Ses relations lui permettent aussi de dégoter des raretés comme I Hope These Words Will Find You Well, de Joe Alexander and The Cubans, sur lequel on entend pour la première fois le jeu de guitare de Chuck Berry, ou Rock the Joint, dans lequel Bill Haley joue un solo identique à celui qui le fera triompher dans Rock Around the Clock, trois ans plus tard. « Ces morceaux doivent aider à une meilleure compréhension de l'œuvre sans chercher l'exhaustivité. Le but n'est pas de se limiter aux spécialistes. » C'est également le directeur artistique qui supervise le travail de restauration sonore (dans lequel Frémeaux a investi 3 millions d'euros depuis ses débuts), tout en s'attelant à la discographie et à la biographie figurant dans le livret. Leur précision comme leur ambition pédagogique permettent d'appréhender au mieux l'importance, par exemple, du jeu de guitare électrique de Bo Diddley.
Cheval de bataille du label, ce didactisme est omniprésent dans des coffrets thématiques comme « Elvis Presley & the American Music Heritage », dans lesquels des titres chantés par le King sont confrontés aux versions de leurs interprètes originaux, ou la série "Roots of Rock'n'roll" qui, en huit volumes, de 1927 à 1952, rappelle les origines noires de cette musique.

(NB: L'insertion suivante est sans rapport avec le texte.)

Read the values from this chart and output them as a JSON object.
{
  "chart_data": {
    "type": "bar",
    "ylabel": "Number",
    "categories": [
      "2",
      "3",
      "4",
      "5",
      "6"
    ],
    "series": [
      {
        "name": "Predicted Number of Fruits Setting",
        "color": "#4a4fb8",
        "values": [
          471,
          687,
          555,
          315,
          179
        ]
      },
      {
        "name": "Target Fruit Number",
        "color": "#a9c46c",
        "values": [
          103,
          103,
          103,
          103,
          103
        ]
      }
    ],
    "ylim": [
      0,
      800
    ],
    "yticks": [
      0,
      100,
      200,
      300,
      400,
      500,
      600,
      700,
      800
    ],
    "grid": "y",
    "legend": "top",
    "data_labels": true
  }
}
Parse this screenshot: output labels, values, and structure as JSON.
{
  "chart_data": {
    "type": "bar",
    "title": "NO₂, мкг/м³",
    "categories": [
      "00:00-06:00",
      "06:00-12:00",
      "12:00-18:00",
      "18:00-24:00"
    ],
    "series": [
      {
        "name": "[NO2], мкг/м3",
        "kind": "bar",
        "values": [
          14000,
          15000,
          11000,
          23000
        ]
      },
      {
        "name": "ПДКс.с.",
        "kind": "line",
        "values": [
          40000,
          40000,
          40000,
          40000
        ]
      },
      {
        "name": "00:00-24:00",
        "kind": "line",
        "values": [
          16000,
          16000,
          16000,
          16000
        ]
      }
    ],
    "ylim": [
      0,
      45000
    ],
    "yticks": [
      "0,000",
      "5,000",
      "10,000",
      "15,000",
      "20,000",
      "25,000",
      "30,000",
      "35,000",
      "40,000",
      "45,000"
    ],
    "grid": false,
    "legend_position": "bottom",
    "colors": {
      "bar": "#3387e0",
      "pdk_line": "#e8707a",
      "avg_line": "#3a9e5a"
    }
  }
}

La dimension culturelle de ce patrimoine est plus importante que sa réalité économique. Les ventes annuelles de ces disques vont de quelques centaines à quelques milliers d'exemplaires, mais Patrick Frémeaux met un point d'honneur à ne jamais retirer une référence d'un catalogue. La directive européenne retardant le passage dans le domaine public et la concurrence déloyale d'Internet inquiètent ces archivistes. « Laisser les droits trop longtemps aux mains d'industriels du disque ne se préoccupant que de rentabilité à grande échelle pourrait tuer tout un pan de la culture phonographique », regrette-t-il."